Illinois and California opened the new year by becoming the fifth and sixth states to prohibit such demands, joining Michigan, Maryland, Delaware and New Jersey. Those four states took pre-emptive action last year to thwart social-media snoopers.

Is it a widespread practice? Probably not. Could it become one? Probably so.

The National Conference of State Legislatures says it’s a concern. “Some employers argue that access to personal accounts is needed to protect proprietary information or trade secrets and to prevent the employer from being exposed to legal liabilities,” the organization wrote recently.

On the flip side, the NCSL wrote, other employers consider requiring access to personal accounts to be an invasion of employee privacy.

The American Civil Liberties Union doesn’t like it.
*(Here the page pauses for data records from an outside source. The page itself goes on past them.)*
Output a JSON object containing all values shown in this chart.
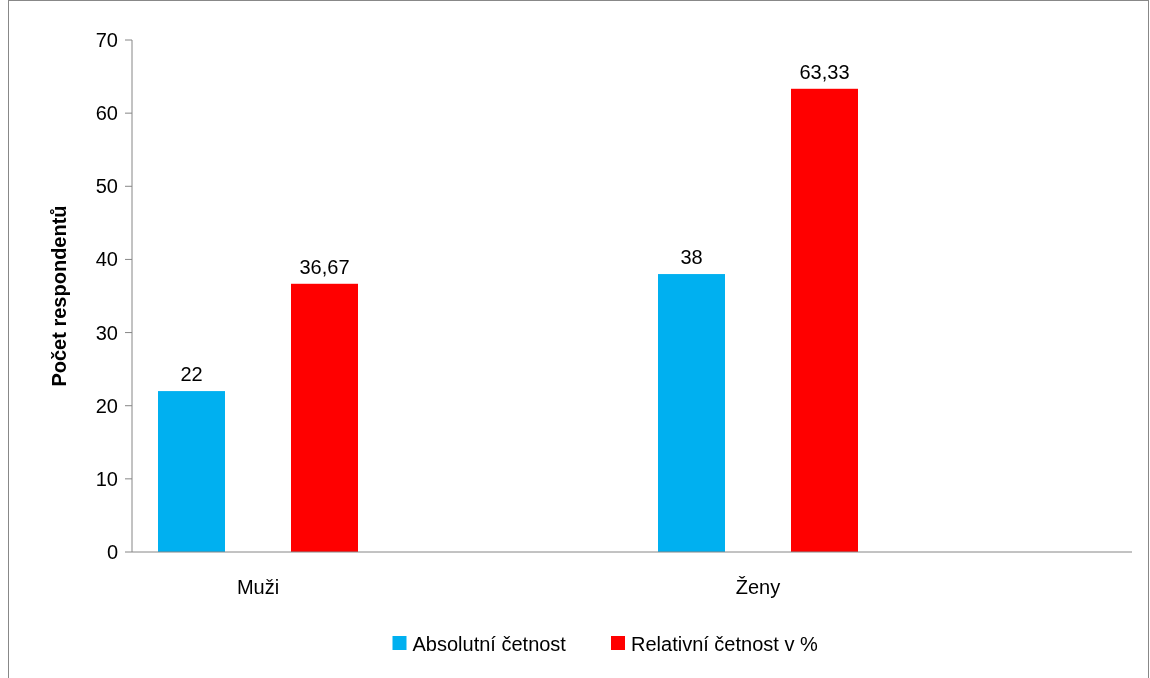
{
  "chart_data": {
    "type": "bar",
    "ylabel": "Počet respondentů",
    "categories": [
      "Muži",
      "Ženy"
    ],
    "series": [
      {
        "name": "Absolutní četnost",
        "color": "#00b0f0",
        "values": [
          22,
          38
        ],
        "value_labels": [
          "22",
          "38"
        ]
      },
      {
        "name": "Relativní četnost v %",
        "color": "#ff0000",
        "values": [
          36.67,
          63.33
        ],
        "value_labels": [
          "36,67",
          "63,33"
        ]
      }
    ],
    "ylim": [
      0,
      70
    ],
    "yticks": [
      0,
      10,
      20,
      30,
      40,
      50,
      60,
      70
    ],
    "grid": false,
    "legend": "bottom"
  }
}
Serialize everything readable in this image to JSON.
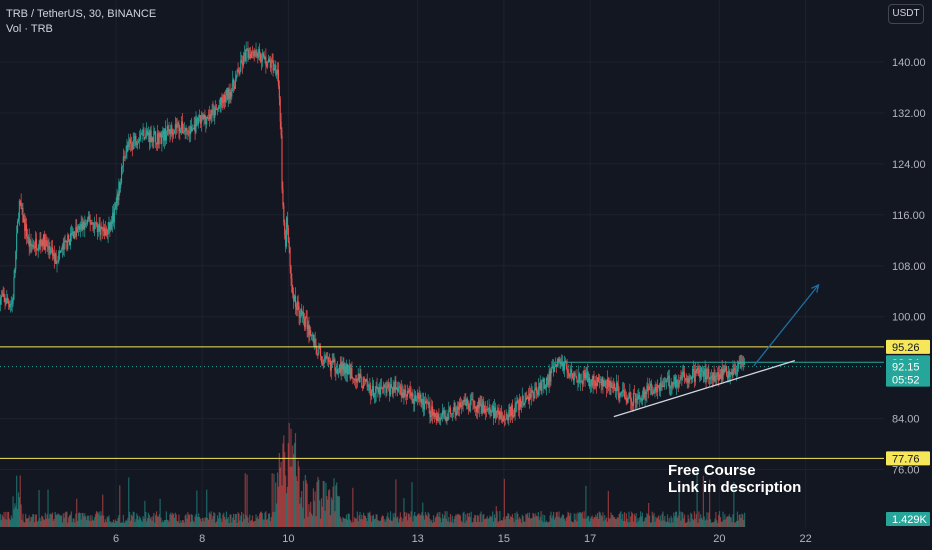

ACLU attorney Catherine Crump says it’s an invasion of privacy.

“People are entitled to their private lives,” Crump wrote on the ACLU’s website. “You’d be appalled if your employer insisted on opening up your postal mail to see if there was anything of interest inside. It’s equally out of bounds for an employer to go on a fishing expedition through a person’s private social media account.”

Social media minders point out that sharing passwords is prohibited in the terms of service of many of the major networks. They also note that the entities that gain access to the social media accounts may become liable for the content in them.
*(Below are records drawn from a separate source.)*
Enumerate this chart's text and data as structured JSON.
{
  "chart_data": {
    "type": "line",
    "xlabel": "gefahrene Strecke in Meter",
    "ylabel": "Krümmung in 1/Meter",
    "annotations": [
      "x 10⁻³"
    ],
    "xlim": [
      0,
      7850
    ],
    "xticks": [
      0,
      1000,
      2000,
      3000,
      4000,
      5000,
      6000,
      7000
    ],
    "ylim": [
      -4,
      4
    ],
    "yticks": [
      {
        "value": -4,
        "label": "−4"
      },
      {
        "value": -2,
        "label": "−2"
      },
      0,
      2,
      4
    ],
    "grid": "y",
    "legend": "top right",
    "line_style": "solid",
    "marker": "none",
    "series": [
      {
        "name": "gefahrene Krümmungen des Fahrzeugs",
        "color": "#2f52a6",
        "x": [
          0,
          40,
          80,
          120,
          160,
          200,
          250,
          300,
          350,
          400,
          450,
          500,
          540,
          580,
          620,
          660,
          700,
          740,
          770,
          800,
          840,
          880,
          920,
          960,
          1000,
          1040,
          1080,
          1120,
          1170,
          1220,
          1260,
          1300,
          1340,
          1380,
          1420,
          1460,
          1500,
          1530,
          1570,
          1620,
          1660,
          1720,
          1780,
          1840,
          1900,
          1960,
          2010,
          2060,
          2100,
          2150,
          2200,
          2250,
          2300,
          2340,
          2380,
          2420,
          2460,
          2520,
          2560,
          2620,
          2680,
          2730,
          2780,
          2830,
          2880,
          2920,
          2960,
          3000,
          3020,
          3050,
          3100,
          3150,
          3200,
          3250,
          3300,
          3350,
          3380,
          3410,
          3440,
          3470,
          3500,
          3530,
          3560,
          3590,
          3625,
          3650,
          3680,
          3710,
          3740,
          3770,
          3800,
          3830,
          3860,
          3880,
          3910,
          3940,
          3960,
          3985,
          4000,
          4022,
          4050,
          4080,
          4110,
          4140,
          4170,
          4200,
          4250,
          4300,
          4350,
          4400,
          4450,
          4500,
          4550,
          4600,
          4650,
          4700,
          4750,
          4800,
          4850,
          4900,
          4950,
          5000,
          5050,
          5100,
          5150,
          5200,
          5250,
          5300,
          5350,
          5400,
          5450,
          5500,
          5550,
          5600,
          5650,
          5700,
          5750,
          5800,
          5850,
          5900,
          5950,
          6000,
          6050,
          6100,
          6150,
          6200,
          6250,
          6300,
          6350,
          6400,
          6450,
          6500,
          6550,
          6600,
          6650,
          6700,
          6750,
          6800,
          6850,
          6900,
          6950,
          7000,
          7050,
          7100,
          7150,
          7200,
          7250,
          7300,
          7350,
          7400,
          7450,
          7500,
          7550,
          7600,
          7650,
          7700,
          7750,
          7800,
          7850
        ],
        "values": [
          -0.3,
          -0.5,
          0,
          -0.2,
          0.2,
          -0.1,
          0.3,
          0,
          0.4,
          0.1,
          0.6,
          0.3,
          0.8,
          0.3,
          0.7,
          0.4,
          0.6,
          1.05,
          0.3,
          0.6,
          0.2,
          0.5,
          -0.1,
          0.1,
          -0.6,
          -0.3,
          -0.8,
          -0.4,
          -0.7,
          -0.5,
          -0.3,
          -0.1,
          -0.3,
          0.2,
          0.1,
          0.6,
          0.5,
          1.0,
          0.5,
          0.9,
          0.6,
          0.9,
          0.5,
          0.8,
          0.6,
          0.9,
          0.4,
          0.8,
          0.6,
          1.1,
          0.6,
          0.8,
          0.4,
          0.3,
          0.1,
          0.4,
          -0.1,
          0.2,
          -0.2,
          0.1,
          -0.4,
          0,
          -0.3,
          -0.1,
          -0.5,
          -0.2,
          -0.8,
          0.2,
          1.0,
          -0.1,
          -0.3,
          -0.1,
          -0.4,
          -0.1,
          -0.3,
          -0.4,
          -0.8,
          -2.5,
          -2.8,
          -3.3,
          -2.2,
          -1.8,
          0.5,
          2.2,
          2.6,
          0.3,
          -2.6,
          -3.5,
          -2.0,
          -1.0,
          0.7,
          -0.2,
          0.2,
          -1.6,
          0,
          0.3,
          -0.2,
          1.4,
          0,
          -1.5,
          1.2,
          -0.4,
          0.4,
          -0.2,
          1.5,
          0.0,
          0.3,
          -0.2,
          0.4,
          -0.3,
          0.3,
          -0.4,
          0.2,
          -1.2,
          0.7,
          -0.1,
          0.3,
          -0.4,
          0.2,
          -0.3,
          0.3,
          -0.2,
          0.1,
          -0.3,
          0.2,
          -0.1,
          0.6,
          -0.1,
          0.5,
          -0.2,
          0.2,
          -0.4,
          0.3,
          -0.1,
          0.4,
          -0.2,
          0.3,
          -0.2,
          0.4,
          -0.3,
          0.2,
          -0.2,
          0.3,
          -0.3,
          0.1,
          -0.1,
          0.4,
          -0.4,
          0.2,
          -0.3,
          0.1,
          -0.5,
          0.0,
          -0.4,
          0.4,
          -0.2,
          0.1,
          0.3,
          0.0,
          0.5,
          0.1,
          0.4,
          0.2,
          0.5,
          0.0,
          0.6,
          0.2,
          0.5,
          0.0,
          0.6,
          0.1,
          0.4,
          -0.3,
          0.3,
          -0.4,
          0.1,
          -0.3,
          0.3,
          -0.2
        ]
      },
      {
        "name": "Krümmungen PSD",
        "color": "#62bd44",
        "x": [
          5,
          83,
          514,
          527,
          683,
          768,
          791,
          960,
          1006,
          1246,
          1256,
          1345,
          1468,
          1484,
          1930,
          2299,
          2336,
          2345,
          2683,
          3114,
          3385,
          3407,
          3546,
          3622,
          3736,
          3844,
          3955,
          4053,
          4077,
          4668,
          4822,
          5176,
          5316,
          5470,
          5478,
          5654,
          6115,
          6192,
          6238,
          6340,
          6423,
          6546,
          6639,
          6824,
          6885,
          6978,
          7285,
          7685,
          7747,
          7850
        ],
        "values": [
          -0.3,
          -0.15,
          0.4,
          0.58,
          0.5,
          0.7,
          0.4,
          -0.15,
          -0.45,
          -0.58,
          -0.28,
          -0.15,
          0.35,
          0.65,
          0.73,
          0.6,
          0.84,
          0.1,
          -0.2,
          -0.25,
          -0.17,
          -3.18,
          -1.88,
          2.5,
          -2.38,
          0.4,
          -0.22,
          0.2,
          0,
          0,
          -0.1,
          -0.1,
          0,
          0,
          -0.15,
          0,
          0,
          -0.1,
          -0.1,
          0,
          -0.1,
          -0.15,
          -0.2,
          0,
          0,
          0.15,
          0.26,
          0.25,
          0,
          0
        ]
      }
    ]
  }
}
Like so many privacy concerns in the Internet age, show-me-your-password is a fluid issue. But it should be clear by now that nothing put online can be considered 100 percent private.

At the very least, everyone from college admissions officers and employers to prospective suitors will comb through Facebook and Twitter postings, pictures and profiles. At the extreme end, hackers are seeking passwords and government agencies can — sometimes without warrants — gain access to your Web history.

Young people born to the Internet aren’t as concerned about keeping things to themselves as preceding generations are — until they want jobs. Knowing that achieving a certain public image might be important at some point, creative young people have learned to hack into the social media system to create phony profiles.

Instead of Suzy Slacker you get Suzy Citizen, whose profile reveals a young woman devoted to classical music, public service and kitty rescue. Jason Jerk becomes Jason Jobseeker, a skilled and hard-working young man with a passion for volunteer work.

A survey in November of social media users in the United States and the United Kingdom found that 30 percent of men and 15 percent of women had created alternative online personas. JWT, which formerly was J. Walter Thompson and is one of the largest advertising agencies in the world, conducted the survey.

For every tit there is a tat, so employers who don’t want to be snowed by idealized profiles or stopped by privacy walls ask for passwords. Some companies are more devious, asking applicants to “friend” human resource managers or to log in to a company computer during a job interview.

Workers also have been required to sign agreements after being hired that ban them from talking negatively about an employer on social media.

We can’t argue with Illinois or the other states that are trying to prevent this practice before it becomes more prevalent. It goes without saying that a company should want to hire the best person for a job. Hiring that person involves skill and a certain degree of risk.

But there is enough public information available, from schools, police, credit agencies and such, that gaining access to a person’s Facebook or Twitter account by using a private password is just not necessary. It’s invasive.

People shouldn’t have to choose between privacy and technology. The same standards of privacy that are followed offline also should be followed online.

There really are some things that are nobody’s business.